Answer 5 · 2019-11-08T20:38:31.000Z

Hello, Threatcrowd is already implemented: https://github.com/Edu4rdSHL/findomain/blob/eda29344fe014f1a0034ededfc74b4daa941aa8e/src/lib.rs#L492-L500

certificatedetails.com doesn't provide a valid JSON.
transparencyreport.google.com doesn't provide valid JSONs (the first one provides a JSON but it says error).
Github and Netcraft also doesn't provide valid JSONs.

I will ONLY add APIs that reply with a proper JSON output like https://jonlu.ca/anubis/subdomains/google.com.

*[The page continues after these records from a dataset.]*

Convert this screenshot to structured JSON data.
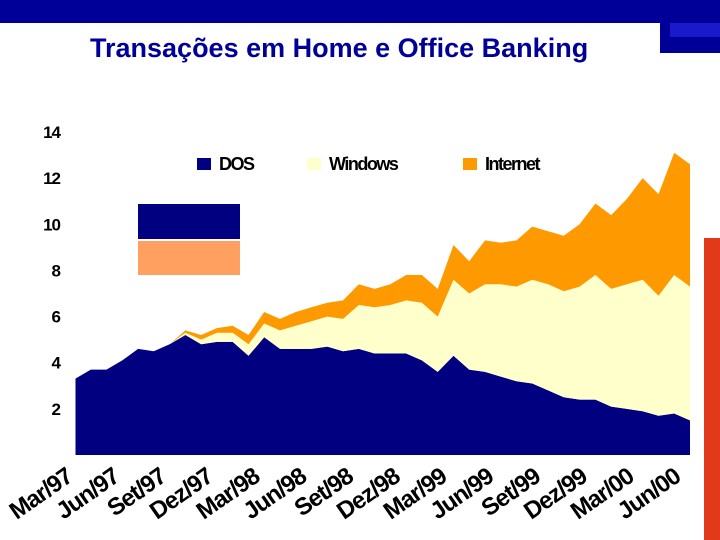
{
  "title": "Transações em Home e Office Banking",
  "colors": {
    "frame": "#000099",
    "dos": "#000080",
    "windows": "#ffffcc",
    "internet": "#ff9900"
  },
  "chart_data": {
    "type": "area",
    "stacked": true,
    "title": "Transações em Home e Office Banking",
    "ylim": [
      0,
      14
    ],
    "yticks": [
      2,
      4,
      6,
      8,
      10,
      12,
      14
    ],
    "grid": false,
    "legend": "top",
    "x_labels": [
      "Mar/97",
      "Jun/97",
      "Set/97",
      "Dez/97",
      "Mar/98",
      "Jun/98",
      "Set/98",
      "Dez/98",
      "Mar/99",
      "Jun/99",
      "Set/99",
      "Dez/99",
      "Mar/00",
      "Jun/00"
    ],
    "series": [
      {
        "name": "DOS",
        "color": "#000080",
        "values": [
          3.3,
          3.7,
          3.7,
          4.1,
          4.6,
          4.5,
          4.8,
          5.2,
          4.8,
          4.9,
          4.9,
          4.3,
          5.1,
          4.6,
          4.6,
          4.6,
          4.7,
          4.5,
          4.6,
          4.4,
          4.4,
          4.4,
          4.1,
          3.6,
          4.3,
          3.7,
          3.6,
          3.4,
          3.2,
          3.1,
          2.8,
          2.5,
          2.4,
          2.4,
          2.1,
          2.0,
          1.9,
          1.7,
          1.8,
          1.5
        ]
      },
      {
        "name": "Windows",
        "color": "#ffffcc",
        "values": [
          0,
          0,
          0,
          0,
          0,
          0,
          0,
          0.1,
          0.2,
          0.4,
          0.4,
          0.5,
          0.6,
          0.8,
          1.0,
          1.2,
          1.3,
          1.4,
          1.9,
          2.0,
          2.1,
          2.3,
          2.5,
          2.4,
          3.3,
          3.3,
          3.8,
          4.0,
          4.1,
          4.5,
          4.6,
          4.6,
          4.9,
          5.4,
          5.1,
          5.4,
          5.7,
          5.2,
          6.0,
          5.8
        ]
      },
      {
        "name": "Internet",
        "color": "#ff9900",
        "values": [
          0,
          0,
          0,
          0,
          0,
          0,
          0,
          0.1,
          0.2,
          0.2,
          0.3,
          0.4,
          0.5,
          0.5,
          0.6,
          0.6,
          0.6,
          0.8,
          0.9,
          0.8,
          0.9,
          1.1,
          1.2,
          1.2,
          1.5,
          1.4,
          1.9,
          1.8,
          2.0,
          2.3,
          2.3,
          2.4,
          2.7,
          3.1,
          3.2,
          3.7,
          4.4,
          4.4,
          5.3,
          5.3
        ]
      }
    ]
  }
}
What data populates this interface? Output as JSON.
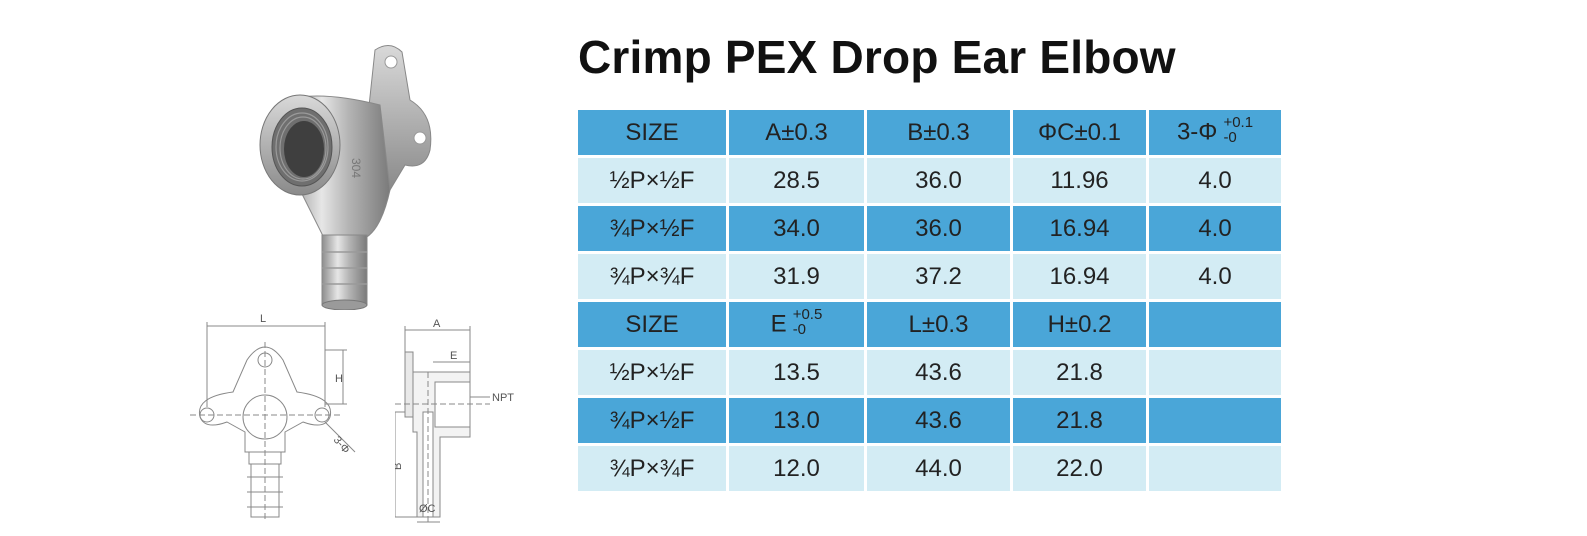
{
  "title": "Crimp PEX Drop Ear Elbow",
  "product_marking": "304",
  "table": {
    "header1": {
      "size": "SIZE",
      "a": "A±0.3",
      "b": "B±0.3",
      "c": "ΦC±0.1",
      "d_main": "3-Φ",
      "d_tol_upper": "+0.1",
      "d_tol_lower": "-0"
    },
    "rows1": [
      {
        "size": "½P×½F",
        "a": "28.5",
        "b": "36.0",
        "c": "11.96",
        "d": "4.0"
      },
      {
        "size": "¾P×½F",
        "a": "34.0",
        "b": "36.0",
        "c": "16.94",
        "d": "4.0"
      },
      {
        "size": "¾P×¾F",
        "a": "31.9",
        "b": "37.2",
        "c": "16.94",
        "d": "4.0"
      }
    ],
    "header2": {
      "size": "SIZE",
      "e_main": "E",
      "e_tol_upper": "+0.5",
      "e_tol_lower": "-0",
      "l": "L±0.3",
      "h": "H±0.2"
    },
    "rows2": [
      {
        "size": "½P×½F",
        "e": "13.5",
        "l": "43.6",
        "h": "21.8"
      },
      {
        "size": "¾P×½F",
        "e": "13.0",
        "l": "43.6",
        "h": "21.8"
      },
      {
        "size": "¾P×¾F",
        "e": "12.0",
        "l": "44.0",
        "h": "22.0"
      }
    ]
  },
  "drawing_labels": {
    "l": "L",
    "h": "H",
    "hole": "3-Φ",
    "a": "A",
    "e": "E",
    "npt": "NPT",
    "b": "B",
    "c": "ØC"
  },
  "colors": {
    "header_row": "#4aa6d8",
    "light_row": "#d3ecf4"
  }
}
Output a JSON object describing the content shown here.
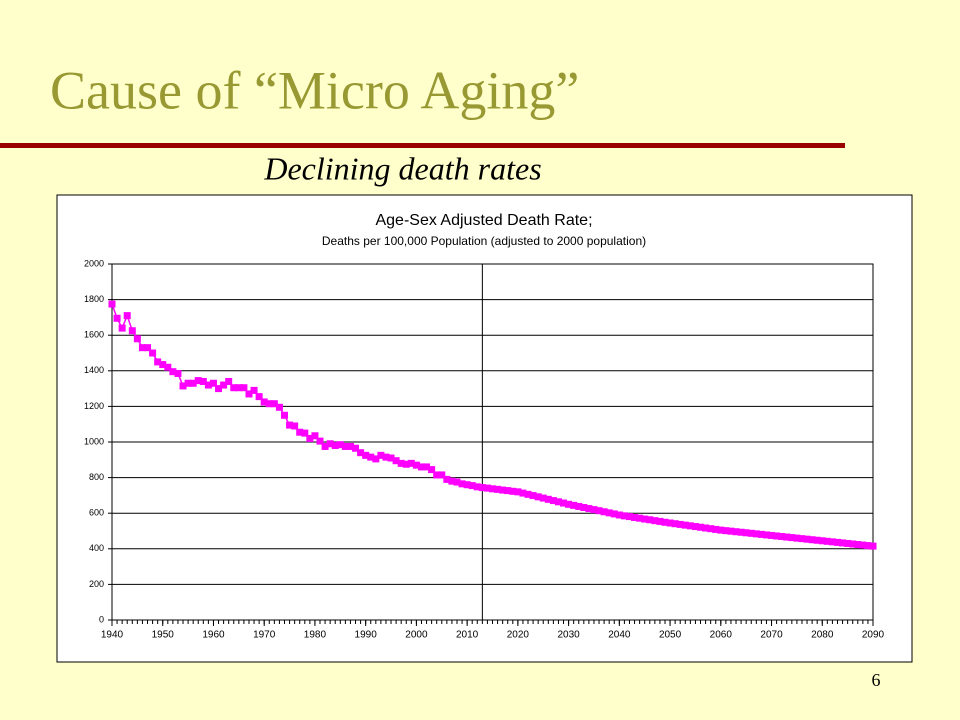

Answer 6 · 2019-11-09T16:58:56.000Z

I just looked at the WaybackMachine API, that should work with the following URLs...
http://web.archive.org/cdx/search/cdx?url=example.com*&output=txt
http://web.archive.org/cdx/search/cdx?url=example.com*&output=json
http://web.archive.org/cdx/search/cdx?url=example.com*&output=txt&limit=999999
https://github.com/internetarchive/wayback/tree/master/wayback-cdx-server#filtering

Answer 7 · 2019-12-16T03:50:56.000Z

Closing, new APIs requests should be in new issues for easy management.